事の発端は、静間が寒さに耐えかねてこたつを買ってきたことにある。
「これを買ってしまえば、文明の利器により、寒いなんて思わず、むしろ!あったかぽかぽかさいこ~~!を味わう事が出来る!ついに文明の利器を展開できるのだ!」
とどや顔で語ったうえに、普段片づけたり家具を移動したりしない主義なのにすべて成し遂げてこたつを置くことを遂行した。そこからこたつで一人ぬくぬくしていたのだが、それをうらやましいと思った閃華が入る、寒すぎて震えてバイトから帰って来た花女が入る、みんなが入っているので気になるルリが入る、で結局普通の机に4人も足が入ることなく、ぎっちぎちになってしまい、それに対して飲み物片手にいい感じに設置したテレビ番組を見ようとしようとした静間が席を立って、今こうなっているわけである。争いにはおろか、こたつにすら戻れぬ状況になった静間は思わず涙が出そうになったのだという。一方だが、こたつで妙に閃華が足を絡ませてくれるので、それが邪魔に感じて仕方がない花女は思わず閃華に対してミカンを思いっきり投げた。その果実が音を立てて崩れるなどということはなかったが、ミカンを投げられた、という事実に対して不満を感じ、寝転がってさらに足の可動域を広げる。隣にいた人がミカンを投げられたことで近くにミカンが転がり、それを喜んで拾って剥きだすルリ。ことは収拾をつけることも難しくなり、争いの火ぶたは切って落とされたのである。
早速、外野に完全に飛ばされてしまった静間がどうにかしてこたつに戻ろうと考える。どう戻ってやろうか。寒さを覚悟して冷蔵庫を開いた。中には、たまたま仲間と食べようと考えていたケーキがあった。駅にできたケーキ屋さんが今日開店日で、なおかつ、そのお店でしか食べる事の出来ない、冬季限定のアーモンドホワイトケーキがギリギリ四つだけ売ってあったのである。思わず一人で食べようかと思いもしたが、それを見たらほかの三人はさぞ悲しむだろうと、四人分、買っておいたのである。まぁ、今、その恩を仇で返されているわけだが。あえて音を立てて食器を出す。さすがにそれに反応したのか、こたつからひっそりとルリが出てこっちに向かってきた。一方、閃華と花女は少し口論に発展しているのだが。
「しずまさん、その…どーむみたいな…ものって?」
「これはね~、今日開店日のケーキ屋さんで買った、期間限定のケーキで、あまりにも貴重だったから、丁度四つしか残ってなかった、おいしいケーキだよ~」
あからさまだが、期間限定なのを強調してみる。これで甘いものと期間限定のもの好きの閃華はひっかかるか…?と思惑をはかっていると、案の定、すごいスピードで顔がこっちに向いた。思わず花女もこっちを見る。反射的な反応だろうが、それにしても二人とも早かった。しかし、静間も思惑をはかったといえども調子に乗ってしまう。反応してくれた喜びもあるが、何より、好きなものに対して反応してしまう閃華と、それに続く花女がなんだかかわいかったのだ。いそいそと準備し、ケーキを皿にのせてこたつのテーブル部分に乗せる。
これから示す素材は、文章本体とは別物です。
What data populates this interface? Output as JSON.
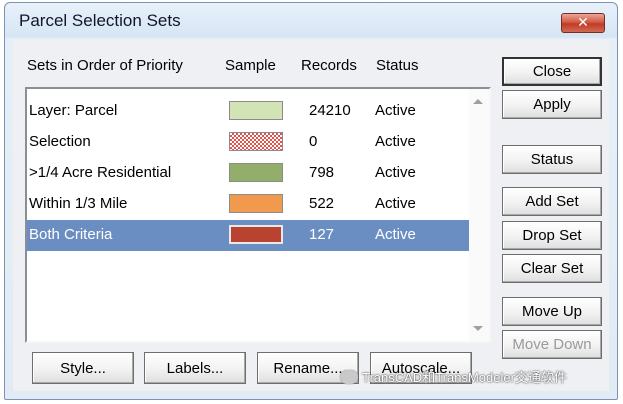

フォークも全員分出し、なおかつ全員に、クリーム系と共に飲むと合う、キームン茶という割とお高めな紅茶を、素早く丁寧に抽出して提供した。ここまでの事はあまりやらないのだが、こたつを買えた事、皆とケーキを食べられること、喜んでくれているのが目に見える事が、静間を突き動かしている。ルリがあまり渋い系のお茶が苦手だったのを思い出し、いつも飲んでいるミルクココアを個別に用意した。そこまで深くなくとも夜中であったので、
「いいの~?夜中にこんな悪いことしちゃってさぁ!」
「うわあ…おいしそう…紅茶もフルーティーで…あのアーモンドケーキってクリームにもこだわりがあるんでしたよね。最高じゃないですか…!」
「おいしそう…はじめてみた!それに、けーきをじゅんびしてたときのしずまさん、とってもうれしそうだった!きっとそのくらいおいしいんだね!」
と大好評で、猶更にやけが止まらない。
「いや~!あの場所を通って買っておいて本当に良かった!ささ!食べましょ!紅茶やココアと一緒に食べれば温かい飲み物と、甘いケーキが相殺されて、実質ゼロカロリー!食べよ食べよ…!」
そうして一刻の争いも忘れ、みな平等にこたつに座り、ケーキにフォークを通す。一口目に、なめらかなクリームの甘さと、香ばしいアーモンドが香ってくる。二口目にスポンジも一緒に食べれば、ふわふわでおいしいスポンジに入っているアーモンドが食感をプラスしてくれる。金額もお優しめなのに、これがふつうに食べられてしまう事に驚いたという会話もあり、こたつでの争いを謝る声もある。ミカンも元の場所に積みなおし、元の和やかな雰囲気に戻る。全ての事の始まりである静間は、やはり甘いものは正義なのだ、とぼんやり思いながらおいしいケーキをむさぼるのであった。